The answer is that it would look like Sarah Palin. Hear me out, this is not a joke. I don't think we have given sufficient consideration to the meaning of the Palin moment. Think about it: Sarah Palin stepped onto the world stage as Vice Presidential candidate on August 29 at a McCain campaign rally, to much fanfare. Exactly two weeks later, on September 14, Lehman Brothers collapsed, triggering the global financial meltdown.
So in a way, Palin was the last clear expression of capitalism-as-usual before everything went south. That's quite helpful because she showed us-in that plainspoken, down-homey way of hers-the trajectory the U.S. economy was on before its current meltdown. By offering us this glimpse of a future, one narrowly avoided, Palin provides us with an opportunity to ask a core question: Do we want to go there?
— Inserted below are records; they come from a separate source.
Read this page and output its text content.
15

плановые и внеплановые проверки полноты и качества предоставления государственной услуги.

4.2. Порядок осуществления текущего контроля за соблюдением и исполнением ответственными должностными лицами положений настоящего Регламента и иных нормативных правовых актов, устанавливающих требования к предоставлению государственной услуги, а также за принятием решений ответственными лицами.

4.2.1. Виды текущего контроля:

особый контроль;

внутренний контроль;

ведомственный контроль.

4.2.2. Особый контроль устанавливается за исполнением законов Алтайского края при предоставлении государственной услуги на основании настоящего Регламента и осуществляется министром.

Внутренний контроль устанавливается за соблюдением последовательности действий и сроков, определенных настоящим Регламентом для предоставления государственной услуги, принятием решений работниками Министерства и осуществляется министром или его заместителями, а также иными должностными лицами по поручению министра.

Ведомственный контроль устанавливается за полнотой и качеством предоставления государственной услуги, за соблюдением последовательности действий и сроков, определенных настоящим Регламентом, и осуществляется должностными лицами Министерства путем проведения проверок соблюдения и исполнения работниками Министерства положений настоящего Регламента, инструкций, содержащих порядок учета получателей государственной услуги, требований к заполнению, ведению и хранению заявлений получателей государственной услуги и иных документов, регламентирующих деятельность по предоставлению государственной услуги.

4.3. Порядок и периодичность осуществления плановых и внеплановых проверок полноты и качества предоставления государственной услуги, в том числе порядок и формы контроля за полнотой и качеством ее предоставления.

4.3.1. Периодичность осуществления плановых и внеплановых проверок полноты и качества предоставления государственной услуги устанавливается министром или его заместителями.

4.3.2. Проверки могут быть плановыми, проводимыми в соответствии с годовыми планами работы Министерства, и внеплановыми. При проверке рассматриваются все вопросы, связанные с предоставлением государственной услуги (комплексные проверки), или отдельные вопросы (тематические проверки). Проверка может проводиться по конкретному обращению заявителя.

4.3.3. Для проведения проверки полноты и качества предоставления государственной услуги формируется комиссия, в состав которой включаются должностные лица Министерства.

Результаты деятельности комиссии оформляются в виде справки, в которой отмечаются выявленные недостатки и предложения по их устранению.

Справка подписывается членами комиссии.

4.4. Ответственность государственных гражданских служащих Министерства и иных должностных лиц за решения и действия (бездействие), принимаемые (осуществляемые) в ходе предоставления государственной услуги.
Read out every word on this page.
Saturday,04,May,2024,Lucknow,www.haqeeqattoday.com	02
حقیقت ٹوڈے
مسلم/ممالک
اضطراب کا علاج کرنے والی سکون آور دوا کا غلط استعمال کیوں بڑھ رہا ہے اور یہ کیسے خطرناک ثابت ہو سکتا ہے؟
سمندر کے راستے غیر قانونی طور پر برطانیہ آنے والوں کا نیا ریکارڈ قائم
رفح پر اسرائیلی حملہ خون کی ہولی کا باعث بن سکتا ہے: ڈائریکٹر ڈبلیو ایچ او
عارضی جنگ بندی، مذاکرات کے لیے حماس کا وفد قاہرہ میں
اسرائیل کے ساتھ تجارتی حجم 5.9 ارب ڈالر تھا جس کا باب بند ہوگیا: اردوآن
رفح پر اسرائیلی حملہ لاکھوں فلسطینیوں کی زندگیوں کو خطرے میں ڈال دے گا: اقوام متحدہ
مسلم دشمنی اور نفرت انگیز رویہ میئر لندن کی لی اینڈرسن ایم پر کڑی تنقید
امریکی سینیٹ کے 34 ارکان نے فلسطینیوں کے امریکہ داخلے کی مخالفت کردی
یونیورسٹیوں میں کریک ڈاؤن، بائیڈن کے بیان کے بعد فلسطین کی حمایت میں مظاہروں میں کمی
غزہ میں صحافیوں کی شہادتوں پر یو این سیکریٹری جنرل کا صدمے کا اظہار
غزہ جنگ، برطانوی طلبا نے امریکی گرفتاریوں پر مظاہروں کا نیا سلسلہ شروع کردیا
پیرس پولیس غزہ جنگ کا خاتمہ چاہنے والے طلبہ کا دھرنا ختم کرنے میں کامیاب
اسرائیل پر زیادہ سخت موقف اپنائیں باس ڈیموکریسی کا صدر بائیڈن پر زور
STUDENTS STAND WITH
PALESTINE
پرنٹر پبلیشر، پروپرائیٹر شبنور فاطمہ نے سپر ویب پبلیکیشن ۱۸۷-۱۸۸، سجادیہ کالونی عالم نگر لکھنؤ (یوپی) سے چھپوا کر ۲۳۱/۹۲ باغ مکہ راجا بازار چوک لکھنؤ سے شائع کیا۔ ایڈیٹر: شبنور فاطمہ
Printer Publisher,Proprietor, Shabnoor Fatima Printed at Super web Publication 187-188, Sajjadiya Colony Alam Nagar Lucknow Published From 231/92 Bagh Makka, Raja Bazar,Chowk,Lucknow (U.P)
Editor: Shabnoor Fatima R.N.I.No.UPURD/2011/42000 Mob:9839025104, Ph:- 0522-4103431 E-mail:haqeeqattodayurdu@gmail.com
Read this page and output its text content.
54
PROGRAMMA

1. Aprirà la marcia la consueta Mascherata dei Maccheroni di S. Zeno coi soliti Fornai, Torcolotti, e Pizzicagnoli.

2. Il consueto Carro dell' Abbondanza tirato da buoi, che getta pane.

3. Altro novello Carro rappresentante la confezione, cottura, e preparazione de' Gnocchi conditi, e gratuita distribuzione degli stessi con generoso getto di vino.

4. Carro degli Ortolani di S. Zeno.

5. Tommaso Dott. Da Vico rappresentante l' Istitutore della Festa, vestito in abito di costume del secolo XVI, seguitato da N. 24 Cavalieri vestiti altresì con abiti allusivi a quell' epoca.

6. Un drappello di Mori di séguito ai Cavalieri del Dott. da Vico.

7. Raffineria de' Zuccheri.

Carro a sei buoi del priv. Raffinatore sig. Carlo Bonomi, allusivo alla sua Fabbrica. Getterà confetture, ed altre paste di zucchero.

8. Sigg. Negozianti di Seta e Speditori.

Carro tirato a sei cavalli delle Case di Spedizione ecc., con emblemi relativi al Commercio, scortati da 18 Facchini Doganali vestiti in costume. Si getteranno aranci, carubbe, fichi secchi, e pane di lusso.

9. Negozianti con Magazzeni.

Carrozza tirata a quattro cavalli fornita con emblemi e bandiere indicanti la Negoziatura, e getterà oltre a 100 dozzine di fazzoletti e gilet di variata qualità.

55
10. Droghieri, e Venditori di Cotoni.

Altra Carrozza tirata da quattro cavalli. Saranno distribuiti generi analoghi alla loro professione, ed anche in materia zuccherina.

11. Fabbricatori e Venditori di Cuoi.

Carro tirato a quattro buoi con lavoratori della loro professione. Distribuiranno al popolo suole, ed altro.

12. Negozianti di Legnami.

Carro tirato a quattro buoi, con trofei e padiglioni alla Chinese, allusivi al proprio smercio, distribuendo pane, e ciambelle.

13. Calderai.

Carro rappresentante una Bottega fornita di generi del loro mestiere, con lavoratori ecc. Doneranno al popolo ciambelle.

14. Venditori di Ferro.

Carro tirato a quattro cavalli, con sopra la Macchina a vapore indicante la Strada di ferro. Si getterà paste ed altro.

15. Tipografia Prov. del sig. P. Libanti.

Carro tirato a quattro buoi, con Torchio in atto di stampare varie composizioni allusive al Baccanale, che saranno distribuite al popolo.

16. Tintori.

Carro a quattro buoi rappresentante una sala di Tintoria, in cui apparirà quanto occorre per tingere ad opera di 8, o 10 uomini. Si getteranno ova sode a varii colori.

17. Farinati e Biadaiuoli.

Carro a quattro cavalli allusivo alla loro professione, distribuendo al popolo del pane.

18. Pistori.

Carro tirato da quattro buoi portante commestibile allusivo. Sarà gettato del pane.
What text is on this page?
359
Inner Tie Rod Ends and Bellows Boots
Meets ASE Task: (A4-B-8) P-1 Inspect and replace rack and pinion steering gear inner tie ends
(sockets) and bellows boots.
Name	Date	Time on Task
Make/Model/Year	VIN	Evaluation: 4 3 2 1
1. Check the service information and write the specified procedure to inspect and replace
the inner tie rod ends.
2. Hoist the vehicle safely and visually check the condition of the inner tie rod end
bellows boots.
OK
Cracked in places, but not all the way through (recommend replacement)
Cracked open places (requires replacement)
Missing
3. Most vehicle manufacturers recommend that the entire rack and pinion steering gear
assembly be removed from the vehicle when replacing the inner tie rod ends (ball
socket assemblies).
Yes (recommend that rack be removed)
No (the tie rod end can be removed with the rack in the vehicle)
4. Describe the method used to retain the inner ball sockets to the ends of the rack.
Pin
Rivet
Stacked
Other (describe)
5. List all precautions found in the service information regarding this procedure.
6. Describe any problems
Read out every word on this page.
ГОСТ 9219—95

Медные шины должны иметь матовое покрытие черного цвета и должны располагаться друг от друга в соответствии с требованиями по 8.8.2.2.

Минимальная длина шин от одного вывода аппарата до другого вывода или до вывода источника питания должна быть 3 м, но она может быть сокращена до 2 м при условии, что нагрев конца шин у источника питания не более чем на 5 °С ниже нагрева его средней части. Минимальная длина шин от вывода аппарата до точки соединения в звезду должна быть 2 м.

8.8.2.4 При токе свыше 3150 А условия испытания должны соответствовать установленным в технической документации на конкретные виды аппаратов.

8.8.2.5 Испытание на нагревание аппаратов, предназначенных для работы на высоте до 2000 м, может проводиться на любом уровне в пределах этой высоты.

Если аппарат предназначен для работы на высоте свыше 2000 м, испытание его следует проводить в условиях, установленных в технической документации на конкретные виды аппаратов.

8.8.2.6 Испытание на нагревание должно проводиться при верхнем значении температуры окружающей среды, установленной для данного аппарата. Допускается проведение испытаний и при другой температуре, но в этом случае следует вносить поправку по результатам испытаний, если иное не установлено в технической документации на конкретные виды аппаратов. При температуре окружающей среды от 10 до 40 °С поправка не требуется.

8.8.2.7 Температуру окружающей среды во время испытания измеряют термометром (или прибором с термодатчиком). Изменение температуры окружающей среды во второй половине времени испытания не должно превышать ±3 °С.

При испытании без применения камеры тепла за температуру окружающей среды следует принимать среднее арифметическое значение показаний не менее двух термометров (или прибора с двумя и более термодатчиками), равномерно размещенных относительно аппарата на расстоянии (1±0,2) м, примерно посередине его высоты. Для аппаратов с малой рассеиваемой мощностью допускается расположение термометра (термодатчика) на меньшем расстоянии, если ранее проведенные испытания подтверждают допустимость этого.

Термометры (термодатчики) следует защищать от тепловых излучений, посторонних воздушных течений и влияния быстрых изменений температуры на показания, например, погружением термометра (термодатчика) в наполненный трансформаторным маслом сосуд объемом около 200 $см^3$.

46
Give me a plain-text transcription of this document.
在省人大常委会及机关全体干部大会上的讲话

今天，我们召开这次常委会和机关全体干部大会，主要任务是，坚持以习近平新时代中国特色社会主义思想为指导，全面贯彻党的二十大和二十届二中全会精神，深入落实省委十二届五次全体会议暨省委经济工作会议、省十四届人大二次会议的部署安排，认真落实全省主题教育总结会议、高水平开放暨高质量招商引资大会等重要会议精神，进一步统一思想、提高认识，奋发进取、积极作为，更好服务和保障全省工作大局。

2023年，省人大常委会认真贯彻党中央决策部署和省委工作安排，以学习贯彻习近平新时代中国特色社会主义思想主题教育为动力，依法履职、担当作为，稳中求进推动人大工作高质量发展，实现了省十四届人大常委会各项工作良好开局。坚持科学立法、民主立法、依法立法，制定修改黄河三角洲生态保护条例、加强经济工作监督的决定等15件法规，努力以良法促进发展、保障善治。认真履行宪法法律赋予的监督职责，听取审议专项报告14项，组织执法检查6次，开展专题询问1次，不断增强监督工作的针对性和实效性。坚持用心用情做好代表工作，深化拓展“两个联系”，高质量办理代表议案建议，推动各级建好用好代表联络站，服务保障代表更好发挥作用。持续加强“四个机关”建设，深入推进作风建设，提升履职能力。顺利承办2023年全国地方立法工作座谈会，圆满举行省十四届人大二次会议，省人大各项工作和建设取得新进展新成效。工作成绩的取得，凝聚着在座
Do we want to save that pre-crisis system, get it back to where it was last September? Or do we want to use this crisis, and the electoral mandate for serious change delivered by the last election, to radically transform that system? We need to get clear on our answer now because we haven't had the potent combination of a serious crisis and a clear progressive democratic mandate for change since the 1930s. We use this opportunity, or we lose it.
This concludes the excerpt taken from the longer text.